S.O.S. de terriennes (mère-fille) en détresse
TO CALL FOR HELP !... HILFE !...
Ne connaissant que virtuellement une apparence humaine, il vous est difficile de juger... mais sans doute vous forgerez-vous une "intime conviction", dictée par des instincts immémoriaux qu'il est difficile d'expliquer.
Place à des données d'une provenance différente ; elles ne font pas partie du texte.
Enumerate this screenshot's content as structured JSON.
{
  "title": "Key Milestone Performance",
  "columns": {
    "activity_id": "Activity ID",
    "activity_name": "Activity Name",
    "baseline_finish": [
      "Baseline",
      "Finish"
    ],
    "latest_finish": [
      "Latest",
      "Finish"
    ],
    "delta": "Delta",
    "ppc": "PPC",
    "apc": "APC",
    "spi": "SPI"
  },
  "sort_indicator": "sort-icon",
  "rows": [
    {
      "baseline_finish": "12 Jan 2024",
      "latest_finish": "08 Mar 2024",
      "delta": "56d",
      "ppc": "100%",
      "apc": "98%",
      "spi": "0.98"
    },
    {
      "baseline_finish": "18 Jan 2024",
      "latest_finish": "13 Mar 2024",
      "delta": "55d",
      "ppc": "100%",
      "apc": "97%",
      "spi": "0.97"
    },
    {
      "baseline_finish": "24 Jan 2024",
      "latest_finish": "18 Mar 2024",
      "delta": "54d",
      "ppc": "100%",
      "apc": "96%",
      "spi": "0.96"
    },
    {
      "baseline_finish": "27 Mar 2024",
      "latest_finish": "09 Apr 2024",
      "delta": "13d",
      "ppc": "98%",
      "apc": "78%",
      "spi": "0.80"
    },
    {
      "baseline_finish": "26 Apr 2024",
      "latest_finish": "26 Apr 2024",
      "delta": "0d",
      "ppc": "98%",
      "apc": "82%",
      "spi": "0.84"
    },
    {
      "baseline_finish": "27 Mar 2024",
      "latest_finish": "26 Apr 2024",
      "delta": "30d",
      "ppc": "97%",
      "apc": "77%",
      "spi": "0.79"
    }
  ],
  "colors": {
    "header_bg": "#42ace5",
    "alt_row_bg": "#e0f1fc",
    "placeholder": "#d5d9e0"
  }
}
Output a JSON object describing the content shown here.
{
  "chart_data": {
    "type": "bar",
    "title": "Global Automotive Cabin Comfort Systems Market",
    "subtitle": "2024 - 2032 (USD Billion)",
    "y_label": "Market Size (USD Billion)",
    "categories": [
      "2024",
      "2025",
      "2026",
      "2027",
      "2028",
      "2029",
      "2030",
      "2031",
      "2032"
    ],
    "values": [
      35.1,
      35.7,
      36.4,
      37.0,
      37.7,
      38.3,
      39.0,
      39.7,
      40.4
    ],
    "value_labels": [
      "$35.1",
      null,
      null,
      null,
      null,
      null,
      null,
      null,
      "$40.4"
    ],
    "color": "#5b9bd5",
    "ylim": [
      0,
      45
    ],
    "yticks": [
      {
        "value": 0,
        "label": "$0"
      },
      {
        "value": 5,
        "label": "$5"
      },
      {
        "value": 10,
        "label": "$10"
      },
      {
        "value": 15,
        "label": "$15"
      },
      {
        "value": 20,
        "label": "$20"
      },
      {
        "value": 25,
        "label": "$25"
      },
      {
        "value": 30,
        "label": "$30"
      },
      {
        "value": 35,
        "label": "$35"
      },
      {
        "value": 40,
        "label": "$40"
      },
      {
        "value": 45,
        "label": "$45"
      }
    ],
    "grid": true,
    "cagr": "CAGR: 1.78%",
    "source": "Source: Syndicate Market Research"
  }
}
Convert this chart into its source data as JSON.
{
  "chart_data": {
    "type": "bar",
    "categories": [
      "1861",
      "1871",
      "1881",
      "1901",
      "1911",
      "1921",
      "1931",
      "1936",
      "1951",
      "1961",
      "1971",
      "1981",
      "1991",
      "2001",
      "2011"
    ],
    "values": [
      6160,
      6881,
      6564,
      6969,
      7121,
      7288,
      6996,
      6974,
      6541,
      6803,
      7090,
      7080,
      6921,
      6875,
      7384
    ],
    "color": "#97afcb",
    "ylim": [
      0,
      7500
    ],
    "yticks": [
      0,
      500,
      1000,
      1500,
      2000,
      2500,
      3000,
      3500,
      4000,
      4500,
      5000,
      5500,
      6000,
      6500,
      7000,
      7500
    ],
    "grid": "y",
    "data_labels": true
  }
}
A la lecture de ce qui va suivre, pensez-vous honnêtement qu'il faille me classer parmi les ignares, les imbéciles de tout poil qui ne comprennent rien à rien, ne savent pas lire, ne saisissent pas les nuances des propos qu'on leur dit ou qu'ils lisent ? J'aimerai vraiment votre avis ; à force de se faire traiter de tous les noms, que l'on vous écrase de tous côtés et sur tous les sujets, que l'on arrête pas de vous dénigrer, de ne vous considérer pas même comme une merde tant on est devenu insignifiant, transparent, il est humain de finir par se poser des questions : le temps m'a-t-il fait devenir prétentieuse au point de me prendre pour ce que je ne suis pas en m'espérant dotée d'un peu d'intelligence même s'il est toujours facile de trouver mieux ailleurs... ? J'espère que non car j'ai une sainte horreur des prétentieux qui "veulent péter plus haut qui n'ont leur cul", mais peut-être que malgré moi, je me suis intégrée dans leur monde... Quel dommage !!!
Quoiqu'il en soit, si j'appelle ainsi à l'aide toutes les bonnes volontés, c'est que depuis des années on est confrontées à un problème dont les solutions m'échappent (malgré le peu d'intelligence que je m'accorde) ; on est face à l'incompréhensible. En lisant un résumé succinct, vous comprendrez mieux le dilemme devant lequel on se trouve... j'occulte volontairement kyrielle de problèmes qui nous ont étés causés par diverses personnes bien inttentionnées.
Acquisition d'un bien immobilier il y a à peu près 28 ans. Cet immeuble n'a alors aucune ouverture sur la route excepté un garage indépendant du reste de l'habitation, toute la zone de vie étant tournée vers la campagne environnante (pour le calme). Il est alors desservi par un accès à chaque extrémité de ce bâtiment tout en longueur ; c'est pratique ! L'un d'eux est plus large que l'autre, mais les deux ont une utilité indéniable. Cette maison est devenue résidence principale quelques dix ans après, mais les travaux de réhabilitation n'étaient pas encore terminés.
Catastrophe : un des enfant s'appuie sur le mur du garage est celui-ci s'effondre laissant apparaître un dénivelé avec ce qui devait devenir la buanderie. Les aménagements n'étant pas achevés, ce mur n'étant pas essentiel (ce n'était pas un mur porteur), le projet était déjà de terminer tous les travaux nécessités par ce plain pied avant que de reconstruire cela... Qu'auriez-vous fait ?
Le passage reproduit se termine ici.